Good career management always starts with discovering your interests.  The best opportunities are at the intersection of your purpose, values, and skills. We benefit from taking the time to explore new opportunities.  How? I recommend setting aside time once a month to have one of four types of networking meetings:

  1. Industry Networking – met people within your industry. The goal is to increase your business acumen, which will help you perform better in your job.  It will also help you identify trends in your industry.  Is your industry growing, consolidating, or evolving?
  2. Company Networking – met people both inside and outside your current department. This helps you expand your internal contacts. Getting diverse perspectives helps you determine which “rumors” are true, and what is just idol gossip.  As you apply for higher-level positions it is important for colleagues around the company to know who you are.
  3. Social Networking – met people in your social circle. This expands your external contacts and broadens your lens of opportunity.  Your friends know great individuals that can help accelerate your career.  The problem is you don’t know them because you never asked.
  4. Role Networking – met people that have the same role you currently have, but they work outside your company or outside your industry. This grows your functional knowledge, allows you to perform better in your role, and alerts you to new opportunities outside your company.

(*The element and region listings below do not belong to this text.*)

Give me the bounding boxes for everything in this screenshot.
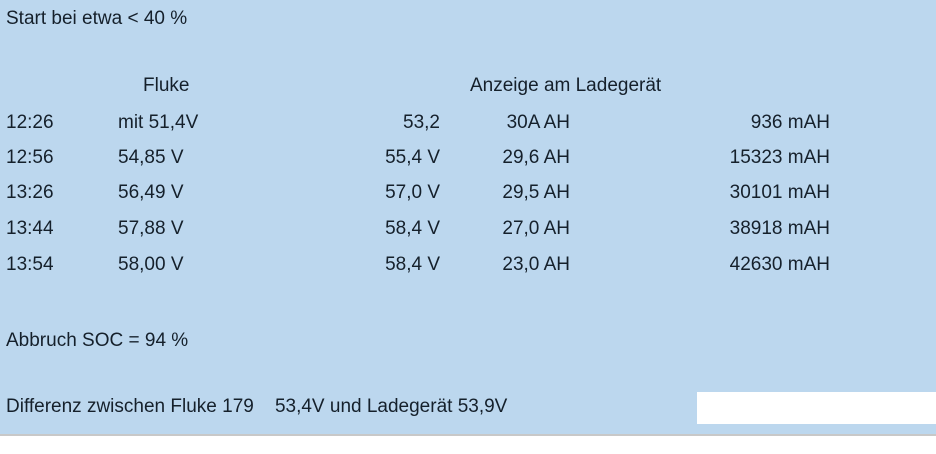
cell-fluke: 57,88 V [118, 218, 184, 239]
cell-mah: 936 mAH [750, 112, 830, 133]
cell-voltage: 57,0 V [385, 182, 440, 203]
cell-fluke: mit 51,4V [118, 112, 199, 133]
table-row [0, 182, 936, 212]
cell-time: 12:26 [6, 112, 54, 133]
cell-fluke: 54,85 V [118, 147, 184, 168]
cell-ah: 29,5 AH [502, 182, 570, 203]
cell-time: 12:56 [6, 147, 54, 168]
cell-mah: 30101 mAH [729, 182, 830, 203]
cell-ah: 23,0 AH [502, 254, 570, 275]
cell-voltage: 58,4 V [385, 254, 440, 275]
column-header-charger: Anzeige am Ladegerät [470, 75, 662, 96]
table-row [0, 112, 936, 142]
column-header-fluke: Fluke [143, 75, 190, 96]
abort-soc-line: Abbruch SOC = 94 % [6, 330, 189, 351]
start-soc-line: Start bei etwa < 40 % [6, 8, 188, 29]
cell-voltage: 53,2 [403, 112, 440, 133]
selection-highlight [697, 392, 936, 424]
cell-time: 13:44 [6, 218, 54, 239]
cell-mah: 38918 mAH [729, 218, 830, 239]
cell-mah: 42630 mAH [729, 254, 830, 275]
cell-fluke: 56,49 V [118, 182, 184, 203]
cell-time: 13:54 [6, 254, 54, 275]
table-row [0, 218, 936, 248]
cell-voltage: 55,4 V [385, 147, 440, 168]
cell-ah: 30A AH [506, 112, 570, 133]
cell-ah: 29,6 AH [502, 147, 570, 168]
table-row [0, 254, 936, 284]
difference-line: Differenz zwischen Fluke 179 53,4V und Ladegerät 53,9V [6, 396, 508, 417]
cell-voltage: 58,4 V [385, 218, 440, 239]
cell-ah: 27,0 AH [502, 218, 570, 239]
cell-time: 13:26 [6, 182, 54, 203]
cell-mah: 15323 mAH [729, 147, 830, 168]
table-row [0, 147, 936, 177]
page-bottom-margin [0, 438, 936, 454]
cell-fluke: 58,00 V [118, 254, 184, 275]
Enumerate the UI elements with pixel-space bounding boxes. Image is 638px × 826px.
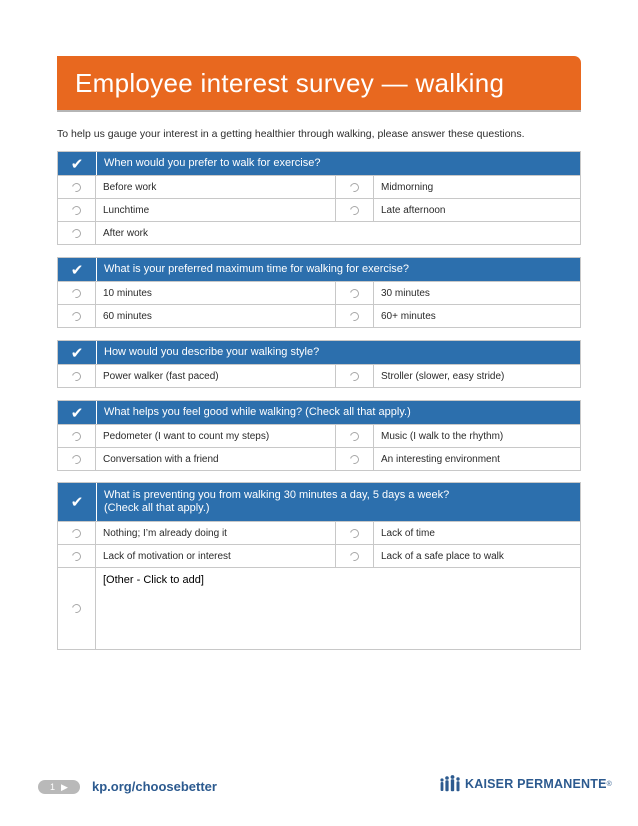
question-header — [58, 258, 580, 281]
option-label: Before work — [96, 176, 336, 198]
question-header — [58, 341, 580, 364]
question-section-1 — [57, 151, 581, 245]
radio-icon — [348, 181, 360, 193]
option-label: Lunchtime — [96, 199, 336, 221]
radio-icon — [70, 430, 82, 442]
question-text: When would you prefer to walk for exercise? — [104, 157, 321, 169]
option-label: 10 minutes — [96, 282, 336, 304]
question-section-4 — [57, 400, 581, 471]
question-text-line-2: (Check all that apply.) — [104, 502, 210, 514]
option-row — [58, 198, 580, 221]
intro-text: To help us gauge your interest in a getting healthier through walking, please answer these questions. — [57, 128, 525, 140]
option-radio[interactable] — [336, 545, 374, 567]
question-text: What helps you feel good while walking? (Check all that apply.) — [104, 406, 411, 418]
check-icon: ✔ — [58, 152, 97, 175]
question-text: How would you describe your walking style? — [104, 346, 320, 358]
option-radio[interactable] — [58, 545, 96, 567]
option-row — [58, 304, 580, 327]
radio-icon — [70, 227, 82, 239]
registered-mark: ® — [606, 780, 612, 788]
kp-figures-icon — [439, 774, 461, 794]
option-label: Power walker (fast paced) — [96, 365, 336, 387]
option-label: Lack of time — [381, 527, 435, 539]
option-radio[interactable] — [336, 425, 374, 447]
option-row — [58, 424, 580, 447]
page-number-badge — [38, 780, 80, 794]
option-label: An interesting environment — [381, 453, 500, 465]
question-section-3 — [57, 340, 581, 388]
option-label: Late afternoon — [381, 204, 446, 216]
radio-icon — [70, 310, 82, 322]
check-icon: ✔ — [58, 483, 97, 521]
radio-icon — [70, 453, 82, 465]
option-radio[interactable] — [58, 365, 96, 387]
question-text: What is your preferred maximum time for walking for exercise? — [104, 263, 410, 275]
question-header — [58, 401, 580, 424]
page-title: Employee interest survey — walking — [75, 68, 505, 98]
radio-icon — [70, 181, 82, 193]
radio-icon — [70, 602, 82, 614]
option-label: 30 minutes — [381, 287, 430, 299]
option-label: After work — [103, 227, 149, 239]
option-radio[interactable] — [336, 448, 374, 470]
brand-logo — [439, 774, 612, 794]
option-label: Midmorning — [381, 181, 434, 193]
option-row — [58, 364, 580, 387]
footer-link[interactable]: kp.org/choosebetter — [92, 779, 217, 794]
other-input[interactable]: [Other - Click to add] — [103, 574, 204, 586]
option-radio[interactable] — [58, 568, 96, 649]
radio-icon — [348, 204, 360, 216]
question-header — [58, 152, 580, 175]
option-row — [58, 221, 580, 244]
option-label: Music (I walk to the rhythm) — [381, 430, 504, 442]
title-banner — [57, 56, 581, 112]
radio-icon — [70, 287, 82, 299]
radio-icon — [348, 453, 360, 465]
question-text — [97, 483, 580, 521]
option-radio[interactable] — [58, 282, 96, 304]
radio-icon — [348, 370, 360, 382]
arrow-right-icon: ▶ — [61, 781, 68, 792]
question-section-2 — [57, 257, 581, 328]
brand-name: KAISER PERMANENTE — [465, 777, 607, 791]
option-label: Lack of a safe place to walk — [381, 550, 504, 562]
option-row — [58, 544, 580, 567]
option-label: Stroller (slower, easy stride) — [381, 370, 505, 382]
option-radio[interactable] — [58, 448, 96, 470]
question-header — [58, 483, 580, 521]
radio-icon — [348, 550, 360, 562]
page-number: 1 — [50, 782, 56, 792]
radio-icon — [348, 310, 360, 322]
option-radio[interactable] — [336, 365, 374, 387]
option-radio[interactable] — [58, 176, 96, 198]
option-row — [58, 175, 580, 198]
option-label: Pedometer (I want to count my steps) — [96, 425, 336, 447]
check-icon: ✔ — [58, 341, 97, 364]
question-text-line-1: What is preventing you from walking 30 minutes a day, 5 days a week? — [104, 489, 450, 501]
option-label: Lack of motivation or interest — [96, 545, 336, 567]
other-row — [58, 567, 580, 649]
option-radio[interactable] — [58, 425, 96, 447]
option-radio[interactable] — [58, 199, 96, 221]
question-section-5 — [57, 482, 581, 650]
radio-icon — [70, 550, 82, 562]
radio-icon — [70, 370, 82, 382]
radio-icon — [348, 527, 360, 539]
option-label: Nothing; I’m already doing it — [96, 522, 336, 544]
option-radio[interactable] — [58, 305, 96, 327]
option-label: Conversation with a friend — [96, 448, 336, 470]
option-radio[interactable] — [336, 199, 374, 221]
radio-icon — [348, 430, 360, 442]
radio-icon — [70, 204, 82, 216]
option-radio[interactable] — [336, 282, 374, 304]
radio-icon — [348, 287, 360, 299]
option-radio[interactable] — [58, 222, 96, 244]
check-icon: ✔ — [58, 401, 97, 424]
option-row — [58, 521, 580, 544]
option-label: 60 minutes — [96, 305, 336, 327]
option-row — [58, 447, 580, 470]
option-radio[interactable] — [336, 522, 374, 544]
option-radio[interactable] — [58, 522, 96, 544]
option-radio[interactable] — [336, 176, 374, 198]
check-icon: ✔ — [58, 258, 97, 281]
option-radio[interactable] — [336, 305, 374, 327]
option-row — [58, 281, 580, 304]
option-label: 60+ minutes — [381, 310, 436, 322]
radio-icon — [70, 527, 82, 539]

Use networking to explore and identify what roles you would like in the future.  If you invest the time, you will not be caught off guard, and you’ll have a great answer to the question, “So what do you want to do next?”

Communication Phase

In the explore phase we identified opportunities based on our interests and skills.  Now we need to communicate our accomplishments and share how we add value to the role, so we get the job.  My first piece of advice is to develop the habit of reviewing your accomplishments three times a year (April, July, and October).  When you do follow these simple steps:

  1. Reflect on your work and select your top two accomplishments over the past few months.
  2. Use the “STAR” model to capture the accomplishment – describe the situation, task you were given, major actions you took, and the end results.
  3. Categorize the accomplishment in one of three buckets: a) increased revenue, market share and/or profit; b) reduced costs and/or risk to the company; or c) improved customer retention or service.

Not consistently reviewing accomplishments is a major regret of job seekers.  It makes it difficult to update your resume, you forget accomplishments, or your accomplishments do not seem as impressive because you cannot remember the details or cannot denominate the results.  Just do it!

Deliver Phase

Effectively communicating your value puts the odds in your favor for interviewing well and landing your desired job.  But after you start that new job, there is one more phase.  The deliver phase validates the hiring manager’s decision to select you and prevents buyer’s remorse.  To do that we must deliver now and in the future.

We deliver now by focusing on results.  What can we accomplish in the first 90 days, 6-months, and 12-months?  Work with your manager to identify these milestones.  We deliver in the future by acquiring the new skills and connections to prepare us for added responsibilities and the next level job.

Bottom Line

Career progression is a continuous cycle of exploring, communicating, and delivering.  Developing good habits makes the journey enjoyable and manageable.